FANCX Gene Identified as Driver of Severe Fanconi Anemia

A newly identified genetic mutation in FANCX—previously known as FAAP100—has been confirmed as a causative factor in particularly severe forms of Fanconi anemia (FA), a rare inherited disorder that compromises bone marrow function and increases susceptibility to cancer. Published in The Journal of Clinical Investigation, this landmark study expands the catalog of FA-associated genes and deepens understanding of the DNA repair mechanisms underpinning the disease's pathology.

Fanconi anemia is characterized by an inability to repair DNA interstrand crosslinks, resulting in chromosomal instability, bone marrow failure, and congenital abnormalities. The discovery that FANCX mutations lead to loss of function in the FA core complex provides crucial insight into why some FA cases present with devastating severity. Specifically, FANCX encodes a structural subunit of the FA core complex that stabilizes and scaffolds the assembly of FANCB and FANCL. This trimeric unit is essential for the monoubiquitination of FANCD2 and FANCI—an early, pivotal step in DNA crosslink repair.

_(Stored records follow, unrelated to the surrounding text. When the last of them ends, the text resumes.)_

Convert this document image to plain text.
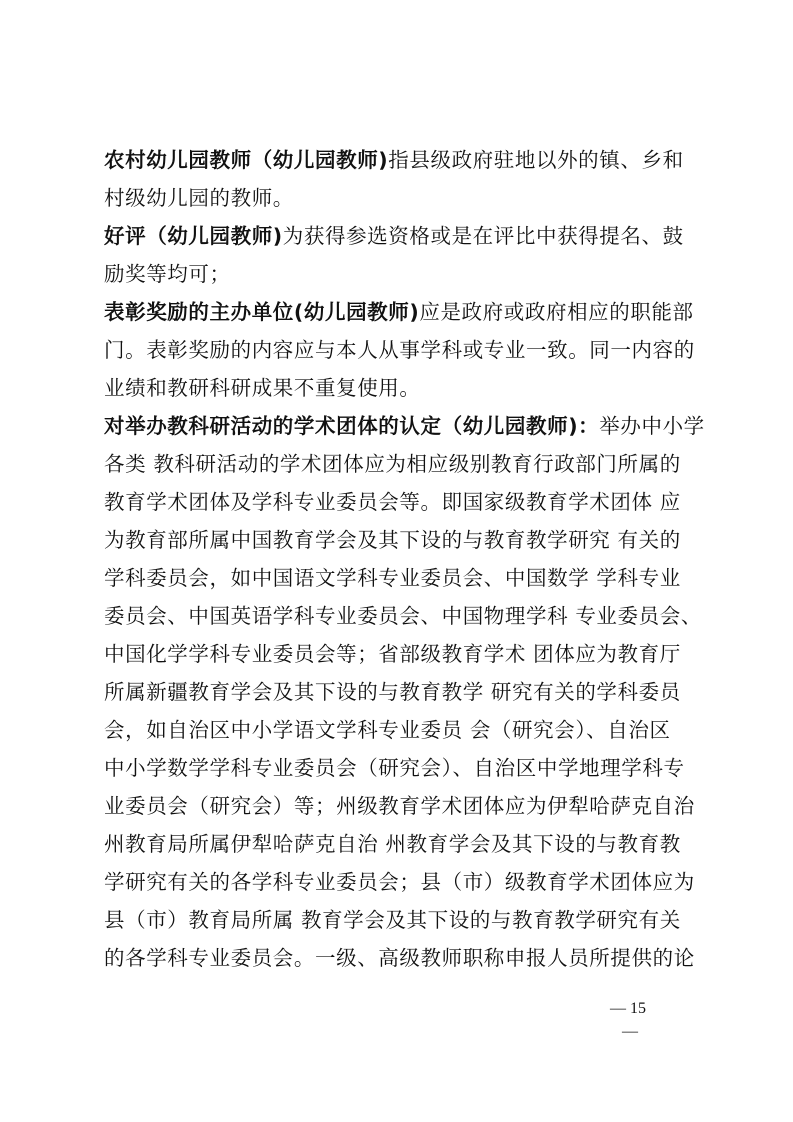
农村幼儿园教师（幼儿园教师)指县级政府驻地以外的镇、乡和
村级幼儿园的教师。
好评（幼儿园教师)为获得参选资格或是在评比中获得提名、鼓
励奖等均可；
表彰奖励的主办单位(幼儿园教师)应是政府或政府相应的职能部
门。表彰奖励的内容应与本人从事学科或专业一致。同一内容的
业绩和教研科研成果不重复使用。
对举办教科研活动的学术团体的认定（幼儿园教师)：举办中小学
各类 教科研活动的学术团体应为相应级别教育行政部门所属的
教育学术团体及学科专业委员会等。即国家级教育学术团体 应
为教育部所属中国教育学会及其下设的与教育教学研究 有关的
学科委员会，如中国语文学科专业委员会、中国数学 学科专业
委员会、中国英语学科专业委员会、中国物理学科 专业委员会、
中国化学学科专业委员会等；省部级教育学术 团体应为教育厅
所属新疆教育学会及其下设的与教育教学 研究有关的学科委员
会，如自治区中小学语文学科专业委员 会（研究会）、自治区
中小学数学学科专业委员会（研究会）、自治区中学地理学科专
业委员会（研究会）等；州级教育学术团体应为伊犁哈萨克自治
州教育局所属伊犁哈萨克自治 州教育学会及其下设的与教育教
学研究有关的各学科专业委员会；县（市）级教育学术团体应为
县（市）教育局所属 教育学会及其下设的与教育教学研究有关
的各学科专业委员会。一级、高级教师职称申报人员所提供的论
— 15
—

Disruption of this complex halts the FA pathway’s ability to initiate repair, leading to cellular hypersensitivity to DNA damage. The researchers showed that biallelic mutations in FANCX abolish this function entirely, correlating with fatal outcomes including miscarriages and neonatal death. In one case, a couple with multiple unexplained pregnancy losses gave birth to an infant with severe congenital anomalies who died shortly after birth. Whole-exome sequencing revealed pathogenic variants in both FANCX alleles, confirming its causative role (Harrison et al., 2025).

The findings were corroborated by a separate genetic analysis conducted at The Rockefeller University, which further demonstrated that FANCX mutations result in near-total loss of DNA repair capacity in cell models. This functional impairment explains the pronounced clinical manifestations, and highlights why FANCX-related FA may remain underdiagnosed in the absence of whole-genome or targeted gene panel testing.

With FANCX now recognized as the 23rd gene implicated in FA, the discovery holds significant implications for clinical practice. As emphasized by the Fanconi Anemia Research Fund, incorporating FANCX into comprehensive diagnostic gene panels will enable earlier detection of at-risk individuals. This could facilitate timely interventions such as hematopoietic stem cell transplantation and surveillance protocols for solid tumors and leukemia, to which FA patients are highly predisposed.

Beyond diagnostics, the discovery opens avenues for novel therapeutic strategies. By targeting the structural dynamics of the FA core complex, researchers may be able to develop gene therapies or molecular stabilizers that restore partial function in mutated FANCX. While such treatments remain theoretical, the elucidation of FANCX's role provides a promising foundation for precision medicine approaches in FA.

The severity of FANCX-associated FA also renews focus on reproductive counseling and preimplantation genetic testing. Families with a history of early miscarriage or congenital anomalies should be offered expanded screening options to identify rare but consequential mutations like those in FANCX, particularly given the rapid pace of gene discovery in rare disease research.